HF31_holokauszt-emlekezet-1-1

14—Remembering the Holocaust.

On 9 December 1948, the UN adopted a definition of genocide as the intent to exterminate, in whole or in part, any national, ethnical, racial or religious group. Not only was the concept and punishment of genocide included in the Convention, but also the obligation to prevent it.

Of course, genocides and religious wars have been around for centuries, and they have been perpetrated in many parts of the world ever since. The 20th century has witnessed many such horrors, such as the Armenian genocide during World War I, the victims murdered by the Khmer Rouge terror in Cambodia in the 1970s, the 1994 massacre in Rwanda, the 1995 massacre in Srebrenica, or the genocide against the Rohingya in Myanmar in 2017. It is therefore very important to be alert to the signs and critical of any position that discriminates against any national, ethnic, racial, gender, identity or religious group. 

HF31_holokauszt-emlekezet-1-1
Former deportees at the site of a former concentration camp with a Star of David on their flag (1945) – "Sept. 1945 between Roding and Cham." [Photo: HDKE 2011.4.4 4F4]
LA4_Drafi-Jozsef-botlatoko_Forras-Ujpesti-Cigany-Helytorteneti-Gyujtemeny-1
The stumbling block of Holocaust victim József Dráfi in Újpest [Photo: Újpest Gypsy Local History Collection]

April 16 is Holocaust Remembrance Day in Hungary, because on this day in 1944 the ghettoisation and deportation of Jews from north-east Hungary began.The first Holocaust memorial plaque to use the term 'Jew' for the victims was published in 2009. This plaque is located at the entrance to 15 Király Street, where a ghetto wall - now rebuilt - still stands.
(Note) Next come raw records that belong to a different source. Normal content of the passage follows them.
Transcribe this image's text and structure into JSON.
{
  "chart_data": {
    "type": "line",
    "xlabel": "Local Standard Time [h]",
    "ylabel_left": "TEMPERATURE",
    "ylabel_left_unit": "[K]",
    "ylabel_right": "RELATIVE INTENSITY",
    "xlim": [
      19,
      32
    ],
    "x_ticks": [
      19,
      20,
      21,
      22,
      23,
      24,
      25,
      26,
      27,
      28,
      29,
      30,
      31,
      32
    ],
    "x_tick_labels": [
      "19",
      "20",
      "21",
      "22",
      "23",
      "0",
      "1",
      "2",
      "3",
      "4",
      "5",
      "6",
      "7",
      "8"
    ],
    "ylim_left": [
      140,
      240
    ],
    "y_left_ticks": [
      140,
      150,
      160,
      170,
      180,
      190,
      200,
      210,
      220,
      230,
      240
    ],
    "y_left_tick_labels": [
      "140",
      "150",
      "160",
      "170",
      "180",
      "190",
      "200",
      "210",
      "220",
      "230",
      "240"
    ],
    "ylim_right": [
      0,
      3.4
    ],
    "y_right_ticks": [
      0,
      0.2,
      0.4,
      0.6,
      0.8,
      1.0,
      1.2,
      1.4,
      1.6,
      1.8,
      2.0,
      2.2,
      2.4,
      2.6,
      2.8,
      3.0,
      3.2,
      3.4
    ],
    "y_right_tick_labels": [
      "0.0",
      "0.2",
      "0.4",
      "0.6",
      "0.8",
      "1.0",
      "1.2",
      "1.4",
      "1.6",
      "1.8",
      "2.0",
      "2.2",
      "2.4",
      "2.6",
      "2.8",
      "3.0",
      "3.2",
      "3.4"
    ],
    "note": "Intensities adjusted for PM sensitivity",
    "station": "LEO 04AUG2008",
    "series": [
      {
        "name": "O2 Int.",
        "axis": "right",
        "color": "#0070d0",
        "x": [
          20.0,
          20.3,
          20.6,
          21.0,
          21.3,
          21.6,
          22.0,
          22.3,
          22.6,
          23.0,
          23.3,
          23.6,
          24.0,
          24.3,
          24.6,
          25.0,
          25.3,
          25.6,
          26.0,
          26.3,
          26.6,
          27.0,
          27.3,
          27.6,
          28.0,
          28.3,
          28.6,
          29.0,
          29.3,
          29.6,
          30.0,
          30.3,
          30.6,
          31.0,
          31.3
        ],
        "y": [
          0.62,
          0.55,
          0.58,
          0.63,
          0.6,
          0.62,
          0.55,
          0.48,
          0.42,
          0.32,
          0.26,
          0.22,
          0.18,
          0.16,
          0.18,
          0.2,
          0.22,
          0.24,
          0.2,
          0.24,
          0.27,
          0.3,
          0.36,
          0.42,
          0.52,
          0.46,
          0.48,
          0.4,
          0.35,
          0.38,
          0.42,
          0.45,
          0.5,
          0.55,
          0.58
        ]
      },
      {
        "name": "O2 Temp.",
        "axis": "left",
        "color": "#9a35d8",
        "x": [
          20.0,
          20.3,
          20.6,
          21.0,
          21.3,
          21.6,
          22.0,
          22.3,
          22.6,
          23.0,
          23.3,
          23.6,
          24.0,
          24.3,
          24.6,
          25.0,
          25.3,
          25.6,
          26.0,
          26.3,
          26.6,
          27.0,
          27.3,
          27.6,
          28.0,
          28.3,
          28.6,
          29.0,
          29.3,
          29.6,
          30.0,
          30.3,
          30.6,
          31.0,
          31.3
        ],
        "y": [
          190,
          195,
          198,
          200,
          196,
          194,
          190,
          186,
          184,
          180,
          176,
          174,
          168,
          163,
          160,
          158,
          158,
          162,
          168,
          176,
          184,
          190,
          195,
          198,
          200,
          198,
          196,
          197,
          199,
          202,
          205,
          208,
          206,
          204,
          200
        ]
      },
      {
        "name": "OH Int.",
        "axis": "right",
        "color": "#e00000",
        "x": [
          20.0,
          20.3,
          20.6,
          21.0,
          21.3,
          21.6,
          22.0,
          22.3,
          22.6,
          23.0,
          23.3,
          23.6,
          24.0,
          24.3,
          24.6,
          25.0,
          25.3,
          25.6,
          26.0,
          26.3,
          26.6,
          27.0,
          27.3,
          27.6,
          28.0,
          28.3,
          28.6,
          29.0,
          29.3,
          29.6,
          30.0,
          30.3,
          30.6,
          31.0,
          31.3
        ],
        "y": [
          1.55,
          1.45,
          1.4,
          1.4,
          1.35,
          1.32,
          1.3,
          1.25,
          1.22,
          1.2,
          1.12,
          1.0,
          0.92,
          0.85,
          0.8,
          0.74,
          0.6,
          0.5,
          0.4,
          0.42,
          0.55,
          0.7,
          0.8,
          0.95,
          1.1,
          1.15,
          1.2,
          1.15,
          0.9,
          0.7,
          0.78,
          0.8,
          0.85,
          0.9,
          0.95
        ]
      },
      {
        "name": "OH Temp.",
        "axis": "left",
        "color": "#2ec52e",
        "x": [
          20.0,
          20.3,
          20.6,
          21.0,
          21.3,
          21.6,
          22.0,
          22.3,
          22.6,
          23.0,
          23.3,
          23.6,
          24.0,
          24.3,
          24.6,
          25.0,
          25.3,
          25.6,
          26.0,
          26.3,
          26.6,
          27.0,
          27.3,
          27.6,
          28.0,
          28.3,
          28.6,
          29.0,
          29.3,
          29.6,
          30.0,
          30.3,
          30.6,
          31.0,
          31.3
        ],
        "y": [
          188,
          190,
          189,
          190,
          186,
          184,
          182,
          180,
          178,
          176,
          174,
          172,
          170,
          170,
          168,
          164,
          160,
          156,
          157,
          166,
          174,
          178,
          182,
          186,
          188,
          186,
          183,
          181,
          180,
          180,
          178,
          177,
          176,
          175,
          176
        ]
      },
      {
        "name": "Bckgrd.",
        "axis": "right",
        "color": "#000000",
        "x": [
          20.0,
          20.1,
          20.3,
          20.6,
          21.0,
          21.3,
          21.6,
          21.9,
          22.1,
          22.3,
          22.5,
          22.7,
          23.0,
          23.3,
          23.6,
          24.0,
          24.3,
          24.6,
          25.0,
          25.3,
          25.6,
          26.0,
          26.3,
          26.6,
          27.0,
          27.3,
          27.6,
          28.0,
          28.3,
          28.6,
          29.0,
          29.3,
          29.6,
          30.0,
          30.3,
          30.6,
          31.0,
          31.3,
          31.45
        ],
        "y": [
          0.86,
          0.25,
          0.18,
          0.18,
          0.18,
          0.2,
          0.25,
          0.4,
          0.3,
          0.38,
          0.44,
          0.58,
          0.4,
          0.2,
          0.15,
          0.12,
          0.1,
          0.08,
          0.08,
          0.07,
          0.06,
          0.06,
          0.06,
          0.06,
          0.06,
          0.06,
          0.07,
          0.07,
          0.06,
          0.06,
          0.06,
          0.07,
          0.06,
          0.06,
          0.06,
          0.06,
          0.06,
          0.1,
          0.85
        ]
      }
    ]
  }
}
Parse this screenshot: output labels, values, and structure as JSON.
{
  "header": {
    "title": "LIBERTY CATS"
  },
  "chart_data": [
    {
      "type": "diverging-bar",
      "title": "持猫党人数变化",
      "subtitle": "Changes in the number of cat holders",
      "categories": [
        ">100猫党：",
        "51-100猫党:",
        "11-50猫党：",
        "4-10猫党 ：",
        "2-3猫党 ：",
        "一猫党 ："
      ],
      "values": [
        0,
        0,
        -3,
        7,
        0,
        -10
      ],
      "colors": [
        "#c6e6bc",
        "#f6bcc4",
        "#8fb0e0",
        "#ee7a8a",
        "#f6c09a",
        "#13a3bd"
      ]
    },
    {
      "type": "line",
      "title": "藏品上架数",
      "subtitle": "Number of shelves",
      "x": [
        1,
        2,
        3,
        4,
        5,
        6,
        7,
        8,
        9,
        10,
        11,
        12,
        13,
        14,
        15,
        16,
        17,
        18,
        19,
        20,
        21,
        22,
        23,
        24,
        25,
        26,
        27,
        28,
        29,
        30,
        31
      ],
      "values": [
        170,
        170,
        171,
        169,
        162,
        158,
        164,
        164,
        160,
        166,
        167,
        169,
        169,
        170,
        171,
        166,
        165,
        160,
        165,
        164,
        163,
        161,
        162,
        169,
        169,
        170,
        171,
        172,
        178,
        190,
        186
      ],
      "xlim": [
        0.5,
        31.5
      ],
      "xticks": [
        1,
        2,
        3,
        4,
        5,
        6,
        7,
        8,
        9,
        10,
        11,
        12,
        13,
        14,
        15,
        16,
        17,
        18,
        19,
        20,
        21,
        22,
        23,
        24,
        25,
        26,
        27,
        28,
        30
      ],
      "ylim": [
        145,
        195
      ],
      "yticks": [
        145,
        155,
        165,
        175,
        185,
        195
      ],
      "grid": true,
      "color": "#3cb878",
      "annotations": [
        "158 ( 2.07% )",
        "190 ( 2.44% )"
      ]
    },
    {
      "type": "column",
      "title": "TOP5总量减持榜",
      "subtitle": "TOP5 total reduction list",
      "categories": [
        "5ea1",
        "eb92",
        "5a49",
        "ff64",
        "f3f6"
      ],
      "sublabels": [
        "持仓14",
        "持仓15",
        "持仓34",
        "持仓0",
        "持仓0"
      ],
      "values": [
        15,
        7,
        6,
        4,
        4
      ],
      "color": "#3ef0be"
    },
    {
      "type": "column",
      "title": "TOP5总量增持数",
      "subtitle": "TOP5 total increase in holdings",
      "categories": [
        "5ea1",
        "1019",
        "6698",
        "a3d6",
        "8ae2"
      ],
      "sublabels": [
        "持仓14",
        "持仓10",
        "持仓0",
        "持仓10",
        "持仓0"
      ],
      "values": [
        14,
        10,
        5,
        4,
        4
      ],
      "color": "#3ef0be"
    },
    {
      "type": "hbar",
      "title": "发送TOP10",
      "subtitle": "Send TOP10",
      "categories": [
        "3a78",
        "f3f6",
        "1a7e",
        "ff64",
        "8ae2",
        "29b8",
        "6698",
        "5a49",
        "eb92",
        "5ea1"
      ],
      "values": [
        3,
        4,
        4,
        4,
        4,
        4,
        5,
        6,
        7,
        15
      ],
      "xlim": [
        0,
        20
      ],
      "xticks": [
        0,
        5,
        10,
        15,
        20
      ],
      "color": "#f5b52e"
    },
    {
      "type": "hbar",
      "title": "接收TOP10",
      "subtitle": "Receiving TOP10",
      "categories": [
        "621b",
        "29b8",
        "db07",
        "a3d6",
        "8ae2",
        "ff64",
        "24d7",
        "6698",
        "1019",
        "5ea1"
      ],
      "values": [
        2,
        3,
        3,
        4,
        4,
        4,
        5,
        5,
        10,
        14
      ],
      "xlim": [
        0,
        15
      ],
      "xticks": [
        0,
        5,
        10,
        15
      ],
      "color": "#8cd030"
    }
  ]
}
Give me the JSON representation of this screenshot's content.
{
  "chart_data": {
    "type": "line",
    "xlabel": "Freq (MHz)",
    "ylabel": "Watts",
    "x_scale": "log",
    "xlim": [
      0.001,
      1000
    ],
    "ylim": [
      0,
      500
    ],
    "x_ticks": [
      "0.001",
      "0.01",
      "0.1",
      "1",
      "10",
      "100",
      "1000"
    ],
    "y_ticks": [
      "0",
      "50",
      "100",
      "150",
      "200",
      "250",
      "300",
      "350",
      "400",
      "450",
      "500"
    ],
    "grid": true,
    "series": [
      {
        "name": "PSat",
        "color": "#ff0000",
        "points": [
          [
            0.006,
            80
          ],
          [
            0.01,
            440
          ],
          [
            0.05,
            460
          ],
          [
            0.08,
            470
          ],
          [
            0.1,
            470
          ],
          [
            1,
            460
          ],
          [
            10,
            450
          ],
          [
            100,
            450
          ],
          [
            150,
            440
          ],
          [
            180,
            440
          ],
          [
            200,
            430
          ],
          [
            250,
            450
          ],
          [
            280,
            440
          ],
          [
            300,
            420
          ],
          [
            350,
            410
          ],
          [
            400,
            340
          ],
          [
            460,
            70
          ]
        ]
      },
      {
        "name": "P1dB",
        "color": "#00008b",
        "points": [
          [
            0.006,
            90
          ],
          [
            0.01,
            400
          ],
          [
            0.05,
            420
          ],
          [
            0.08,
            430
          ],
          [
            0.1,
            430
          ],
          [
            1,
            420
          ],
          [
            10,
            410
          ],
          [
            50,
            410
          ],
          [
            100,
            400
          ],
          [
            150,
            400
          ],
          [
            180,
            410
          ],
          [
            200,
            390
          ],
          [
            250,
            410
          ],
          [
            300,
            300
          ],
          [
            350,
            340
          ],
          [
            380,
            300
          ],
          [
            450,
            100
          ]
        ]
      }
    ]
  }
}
The wall reminds everyone of the Budapest ghetto and the negative stereotypes that arise from fears fuelled by ignorance and lack of information, but which have unforeseeable historical consequences.

One of the most important goals of the international Roma movement, which emerged in the 1970s, was to gain recognition for the Roma Holocaust. Since 1972, Dustfinger Day has been observed on 2 August, the day of the liquidation of the Birkenau camp. Memorial plaques have been erected in Hungary and a memorial on the Nehru embankment in the capital: a poem by József Choli Daróczi Choli, written in memory of the mass murder at Grábler Lake in várpalota The memorial commemorates the massacre of Choloti Ziroszi's poetry.

In 2005, the European Union agreed to include the LGBTQ community among the victims of Nazi atrocities. The International Holocaust Remembrance Day, 27 January, is also their day, as the Tel Aviv memorial inaugurated in 2014 also pays tribute to their memory.